Un cowboy entre dans un bar, et un Docteur le suit

Chapitre 1 : Un cowboy entre dans un bar, et un Docteur le suit

Chapitre final

4405 mots, Catégorie: T

Dernière mise à jour 19/04/2020 12:50

Un cowboy entre dans un bar,

et un Docteur le suit



One-shot écrit dans le cadre du défi d’avril/mai 2020 : Il était une fois dans l’Ouest.



Il y avait eu un drôle de bruit. Un bruit semblable à celui produit par les cordes frottées d'un piano, mais à l'envers. Autant dire que ce n'était pas un bruit qu'on entendait tous les quatre matins.


Herberto se rua hors du saloon, curieux de connaître la source de cet étrange cri rauque qu'il ne connaissait à aucune locomotive, aussi rouillée soit-elle.

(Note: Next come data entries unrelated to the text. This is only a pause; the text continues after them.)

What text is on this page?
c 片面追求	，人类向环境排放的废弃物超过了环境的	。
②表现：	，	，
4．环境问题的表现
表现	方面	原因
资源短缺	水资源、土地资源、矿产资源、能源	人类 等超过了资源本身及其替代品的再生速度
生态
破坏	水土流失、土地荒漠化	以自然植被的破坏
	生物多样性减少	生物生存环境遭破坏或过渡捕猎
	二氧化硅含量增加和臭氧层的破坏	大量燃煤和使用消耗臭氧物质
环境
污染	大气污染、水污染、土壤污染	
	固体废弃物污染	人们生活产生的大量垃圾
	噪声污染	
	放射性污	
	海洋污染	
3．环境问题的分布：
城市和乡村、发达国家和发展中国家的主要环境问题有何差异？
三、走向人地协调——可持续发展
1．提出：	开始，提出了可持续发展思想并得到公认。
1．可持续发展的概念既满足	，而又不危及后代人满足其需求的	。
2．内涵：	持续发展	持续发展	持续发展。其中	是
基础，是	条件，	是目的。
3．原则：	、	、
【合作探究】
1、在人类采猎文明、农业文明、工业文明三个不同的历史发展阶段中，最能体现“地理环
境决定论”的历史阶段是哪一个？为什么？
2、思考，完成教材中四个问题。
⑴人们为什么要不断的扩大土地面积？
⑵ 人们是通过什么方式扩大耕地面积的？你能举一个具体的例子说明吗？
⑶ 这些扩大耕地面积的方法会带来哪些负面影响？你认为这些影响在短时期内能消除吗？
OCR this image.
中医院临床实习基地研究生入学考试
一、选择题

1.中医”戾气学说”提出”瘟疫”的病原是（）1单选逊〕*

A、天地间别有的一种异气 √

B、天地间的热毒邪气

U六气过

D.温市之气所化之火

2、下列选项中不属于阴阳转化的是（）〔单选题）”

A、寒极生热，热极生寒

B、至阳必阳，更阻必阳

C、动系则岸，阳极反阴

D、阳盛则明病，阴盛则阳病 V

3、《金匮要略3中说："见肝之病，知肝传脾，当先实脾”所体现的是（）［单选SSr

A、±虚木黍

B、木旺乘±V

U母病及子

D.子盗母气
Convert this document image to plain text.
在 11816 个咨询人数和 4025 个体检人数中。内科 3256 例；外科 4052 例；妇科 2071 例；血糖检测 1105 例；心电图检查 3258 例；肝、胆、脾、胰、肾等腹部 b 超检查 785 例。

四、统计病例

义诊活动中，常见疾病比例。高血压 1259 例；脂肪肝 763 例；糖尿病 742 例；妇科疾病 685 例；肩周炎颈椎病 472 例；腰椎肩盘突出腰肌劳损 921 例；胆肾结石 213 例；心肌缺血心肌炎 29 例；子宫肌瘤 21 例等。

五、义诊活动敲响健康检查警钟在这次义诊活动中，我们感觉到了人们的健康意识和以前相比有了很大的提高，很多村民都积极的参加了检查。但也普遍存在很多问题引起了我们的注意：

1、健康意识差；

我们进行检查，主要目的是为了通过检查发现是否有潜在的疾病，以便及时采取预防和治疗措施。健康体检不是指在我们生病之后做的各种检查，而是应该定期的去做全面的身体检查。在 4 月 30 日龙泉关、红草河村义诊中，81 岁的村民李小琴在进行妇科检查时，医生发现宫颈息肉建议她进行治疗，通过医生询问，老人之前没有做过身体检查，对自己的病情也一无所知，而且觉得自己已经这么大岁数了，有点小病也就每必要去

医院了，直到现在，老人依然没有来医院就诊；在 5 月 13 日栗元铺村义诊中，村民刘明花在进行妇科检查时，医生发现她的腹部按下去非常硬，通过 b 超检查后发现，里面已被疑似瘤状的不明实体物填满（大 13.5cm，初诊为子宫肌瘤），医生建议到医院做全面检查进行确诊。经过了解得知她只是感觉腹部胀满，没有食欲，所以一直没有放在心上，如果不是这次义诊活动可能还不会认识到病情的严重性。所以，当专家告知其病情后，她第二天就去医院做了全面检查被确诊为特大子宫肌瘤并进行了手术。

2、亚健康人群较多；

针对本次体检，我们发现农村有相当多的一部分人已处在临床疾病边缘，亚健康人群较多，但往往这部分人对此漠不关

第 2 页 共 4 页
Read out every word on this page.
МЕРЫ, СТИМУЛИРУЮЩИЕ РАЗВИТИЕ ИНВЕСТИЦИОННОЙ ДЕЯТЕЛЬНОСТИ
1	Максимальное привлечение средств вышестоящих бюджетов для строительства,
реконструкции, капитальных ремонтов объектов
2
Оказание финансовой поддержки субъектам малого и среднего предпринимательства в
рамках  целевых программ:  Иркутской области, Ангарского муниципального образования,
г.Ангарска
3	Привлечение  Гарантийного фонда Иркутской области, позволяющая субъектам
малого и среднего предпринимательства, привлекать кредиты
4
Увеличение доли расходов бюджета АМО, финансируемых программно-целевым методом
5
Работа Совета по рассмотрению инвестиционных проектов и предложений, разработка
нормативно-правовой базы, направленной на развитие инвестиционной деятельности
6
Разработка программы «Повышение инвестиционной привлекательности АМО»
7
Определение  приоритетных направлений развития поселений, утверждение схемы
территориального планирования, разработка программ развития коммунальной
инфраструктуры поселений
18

Il tomba alors nez à nez avec une drôle de baraque. Ah, ça, pour être bizarre, elle l'était !


On aurait dit une grosse boîte de bois, peinte en bleue. Un petit panneau noir indiquait en blanc l'inscription Police Public Call Box, et deux pseudo-fenêtres opaques étaient incrustées sur ce qui ressemblait à une porte.

Un étrange homme en sortit. Peau blanche, nez convexe, et une tignasse châtain en bataille. Il n'avait aucune tache de terre ou de sable sur ses vêtements, qui d'ailleurs n'étaient absolument pas propices ni à la saison, ni au travail des bêtes.


« Excusez-moi jeune homme, l'apostropha l'énergumène en faisant un premier pas dans le sol poussiéreux. Pourriez-vous me dire quel jour sommes-nous ? »


Le jeune homme le fixa sans comprendre, et haussa les épaules, avant de répondre.


« Le 12 juin, m'sieur.

— Quelle année ?

— 1860, m’sieur.

— Ah. »


L'homme compta rapidement sur ses doigts, avant de relever la tête.


« Cent soixante-cinq ans trop tôt, grommela-t-il pour lui-même. Et où sommes-nous, je vous prie ?

— San Antonio, m'sieur. Vous venez d'où ? Parce que, honnêtement, elle est bizarre votre boîte, elle était pas là y a une heure quand j'suis rentré dans l'saloon. »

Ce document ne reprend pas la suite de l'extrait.